Jesus looking toward His hour prays, “Now my soul is troubled, and what shall I say” ‘Father, save me from this hour?’ No, it was for this very reason I came to this hour. Father, glorify your name!” (John 12:27-28)
In John 17:1 Jesus prayed first for Himself, and it wasn’t selfish or self-centered and His one concern was to glorify the Father, because He was a Father pleaser.
“And now, Father, glorify me in your presence with the glory I had with you before the world began.” (John 17:5)
Sonship gave Jesus His identity. Before Christ did any ministry, act of service, or miracle for His Father, He had His identity confirmed. He heard an audible voice from Heaven saying,
“This is my beloved Son.”
Before I knew my identity in Christ, I looked to other things to give me self-worth and affirmation.
I was a wife, mother, pastor’s wife, women’s ministry leader, taught Sunday school, led worship, played the piano, etc. I was addicted to performance. Sad to say, many believers try to get their identity from what they do:
- bible teacher/Sunday school teacher
- sing in the choir
- worship leader
- play an instrument
- pastor’s wife
- full-time ministry
- pray harder
- study the bible more
- attend prayer meetings regularly
These all speak of what you do, not who you are. Using these things to try to gain validation or a sense of identity will never bring fulfillment because they were never meant to.
I mistook performance with closeness and filled roles that looked spiritual but lacked closeness with the Father.
“Awakening to who we are in Him does away with the alleged being versus doing tension. What I do is simply the overflow of who I am (being/essence).
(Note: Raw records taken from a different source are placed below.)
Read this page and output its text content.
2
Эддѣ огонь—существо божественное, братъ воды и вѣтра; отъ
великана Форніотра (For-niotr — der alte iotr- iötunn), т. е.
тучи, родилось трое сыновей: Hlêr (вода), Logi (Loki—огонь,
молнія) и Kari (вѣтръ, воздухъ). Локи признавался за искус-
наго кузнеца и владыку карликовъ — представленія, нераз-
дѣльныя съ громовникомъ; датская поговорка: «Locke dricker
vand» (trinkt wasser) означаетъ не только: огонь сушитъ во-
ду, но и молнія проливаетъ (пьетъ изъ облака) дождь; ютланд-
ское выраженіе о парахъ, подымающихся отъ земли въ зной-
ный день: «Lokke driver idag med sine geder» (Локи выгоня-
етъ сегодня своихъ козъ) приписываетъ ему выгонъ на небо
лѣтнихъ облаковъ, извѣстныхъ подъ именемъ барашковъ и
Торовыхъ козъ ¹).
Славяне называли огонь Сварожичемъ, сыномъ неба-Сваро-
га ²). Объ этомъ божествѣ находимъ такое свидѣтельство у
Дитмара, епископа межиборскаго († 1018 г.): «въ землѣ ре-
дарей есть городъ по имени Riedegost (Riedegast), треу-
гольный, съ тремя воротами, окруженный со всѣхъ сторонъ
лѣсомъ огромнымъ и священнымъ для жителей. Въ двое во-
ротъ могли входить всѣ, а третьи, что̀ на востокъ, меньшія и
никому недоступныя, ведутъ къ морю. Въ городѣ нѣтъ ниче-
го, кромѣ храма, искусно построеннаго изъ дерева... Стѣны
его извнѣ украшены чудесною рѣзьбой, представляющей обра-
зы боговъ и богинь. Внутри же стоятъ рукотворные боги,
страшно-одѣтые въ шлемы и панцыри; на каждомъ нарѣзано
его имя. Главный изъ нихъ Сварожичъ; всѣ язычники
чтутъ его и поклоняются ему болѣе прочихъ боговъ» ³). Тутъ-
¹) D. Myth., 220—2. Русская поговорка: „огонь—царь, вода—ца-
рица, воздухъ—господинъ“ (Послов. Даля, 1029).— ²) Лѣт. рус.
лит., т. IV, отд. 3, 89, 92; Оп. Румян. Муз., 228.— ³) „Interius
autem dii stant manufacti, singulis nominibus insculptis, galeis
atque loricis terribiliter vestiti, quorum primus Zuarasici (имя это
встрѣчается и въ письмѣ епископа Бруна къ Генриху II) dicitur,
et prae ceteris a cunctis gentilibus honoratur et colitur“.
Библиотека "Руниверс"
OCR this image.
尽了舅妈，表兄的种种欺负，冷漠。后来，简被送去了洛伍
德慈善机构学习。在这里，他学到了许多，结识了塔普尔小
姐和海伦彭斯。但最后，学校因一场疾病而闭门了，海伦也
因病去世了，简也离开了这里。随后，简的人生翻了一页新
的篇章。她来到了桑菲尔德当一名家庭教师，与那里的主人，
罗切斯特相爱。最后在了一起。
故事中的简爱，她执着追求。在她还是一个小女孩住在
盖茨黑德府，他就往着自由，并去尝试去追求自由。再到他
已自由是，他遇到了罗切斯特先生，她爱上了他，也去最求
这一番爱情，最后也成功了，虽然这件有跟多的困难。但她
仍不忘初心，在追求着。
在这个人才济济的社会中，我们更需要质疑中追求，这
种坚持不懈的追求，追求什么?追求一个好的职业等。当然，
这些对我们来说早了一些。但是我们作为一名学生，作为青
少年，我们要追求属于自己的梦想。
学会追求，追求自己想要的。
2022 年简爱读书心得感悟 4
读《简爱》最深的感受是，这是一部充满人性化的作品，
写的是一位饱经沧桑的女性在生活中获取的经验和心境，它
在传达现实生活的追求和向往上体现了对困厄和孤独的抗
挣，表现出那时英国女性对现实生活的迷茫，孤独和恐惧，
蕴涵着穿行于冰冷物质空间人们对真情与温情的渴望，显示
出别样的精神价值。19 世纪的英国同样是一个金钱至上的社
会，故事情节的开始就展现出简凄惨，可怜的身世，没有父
I experience the rest that I am promised in Him, and the world is blessed and beautified by who I am functioning consistently with my new nature.”
You need to embrace the reality that you are a son/daughter of God first and foremost, and out of that, comes what we do.
- Are you addicted to performance?
- Have you confused performance with closeness with the Father?
- How important is it to know God’s timing? Do you think you are maturing in this area? How will you know?
- Why is it important for you to know your identity in Christ?
Father, I recognize You as my loving Father. I want to know You more intimately and to submit to Your will in every area of my life.
As I grow and mature in Christ, may I know Your timing and the season I’m in. I praise Your name Father – all glory, and honor, and power belong to You.